An important, but often overlooked, relationship is whether selection and epigenetic effects of telomere length in adults can act via genetic interactions between life-history stages [107], so that hatchling telomere traits are affected by selection on adults via genetic correlations. Thus, selection on adults could in this way causally impact probability of survival and, ultimately, lifespan also at a juvenile life-history stage.
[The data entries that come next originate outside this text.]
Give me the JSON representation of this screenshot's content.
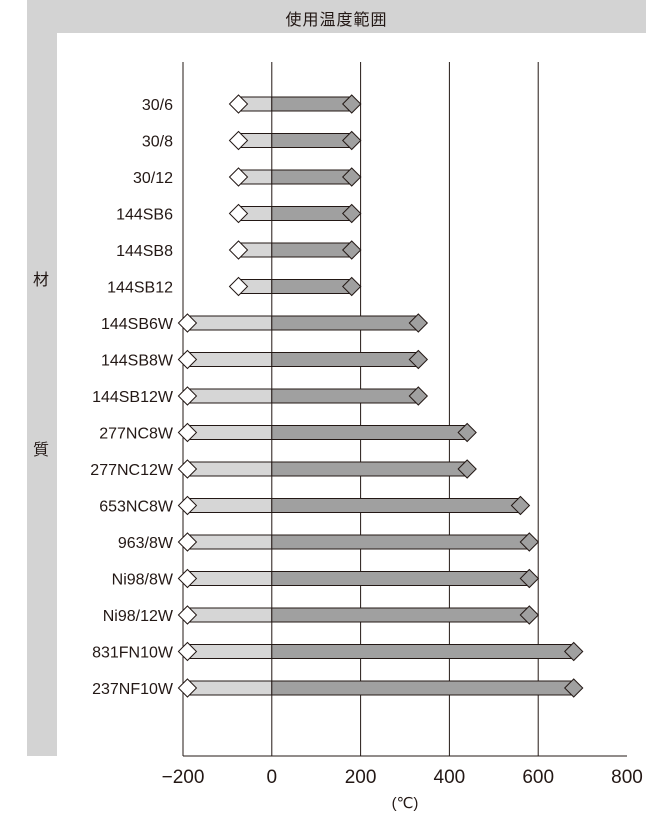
{
  "chart_data": {
    "type": "bar",
    "title": "使用温度範囲",
    "ylabel_chars": [
      "材",
      "質"
    ],
    "xlabel": "(℃)",
    "xlim": [
      -200,
      800
    ],
    "xticks": [
      "−200",
      "0",
      "200",
      "400",
      "600",
      "800"
    ],
    "categories": [
      "30/6",
      "30/8",
      "30/12",
      "144SB6",
      "144SB8",
      "144SB12",
      "144SB6W",
      "144SB8W",
      "144SB12W",
      "277NC8W",
      "277NC12W",
      "653NC8W",
      "963/8W",
      "Ni98/8W",
      "Ni98/12W",
      "831FN10W",
      "237NF10W"
    ],
    "min_values": [
      -75,
      -75,
      -75,
      -75,
      -75,
      -75,
      -190,
      -190,
      -190,
      -190,
      -190,
      -190,
      -190,
      -190,
      -190,
      -190,
      -190
    ],
    "max_values": [
      180,
      180,
      180,
      180,
      180,
      180,
      330,
      330,
      330,
      440,
      440,
      560,
      580,
      580,
      580,
      680,
      680
    ],
    "colors": {
      "negative_fill": "#d6d6d6",
      "positive_fill": "#a0a0a0",
      "tip_fill": "#ffffff",
      "outline": "#231815",
      "panel": "#d3d3d3"
    }
  }
}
The best evidence comes from experimental work on the offspring of transgenic nematodes (C. elegans), non-transgenic worms in the F1 generation retained lifespan-extending effects from elongated telomeres, but the effects were dependent on daf-16 for lifespan extension in the F1 phenotype [34].

Conclusion and future prospects

With the exception of phylogenetic descriptions, and molecular mechanisms of telomere dynamics in models such as C. elegans (a nematode), Saccaromyces cerevisiae (Baker's yeast) and Arabidopsis, there is a real dearth of research on the evolutionary ecology, genetics and physiology of ectotherm telomeres. However, with the increasing number of studies that are becoming available on non-model organisms, it is also becoming increasingly clear that there is no single, universal pattern of telomere dynamics. Telomerase, the main driver of telomere elongation, occurs throughout the body in, for example, many fish, and associated with this is an approximate equal telomere length across tissue. Future work in evolutionary ecology on telomeres needs to embrace work on non-model taxa in natural populations, incorporating the effects of telomere traits on reproductive parameters. In particular, species with telomerase production in somatic tissue may be suitable models for understanding selection pressures from disease susceptibility (e.g. cancer) associated with variation in telomerase production and associated variation in cancer risk. Thus, ectotherms are likely to be a treasure chest for studies of ongoing evolution of telomeres and telomerase dynamics in the wild and may hold the key to understanding ongoing selection on variability in somatic expression and evolution of somatic telomerase repression.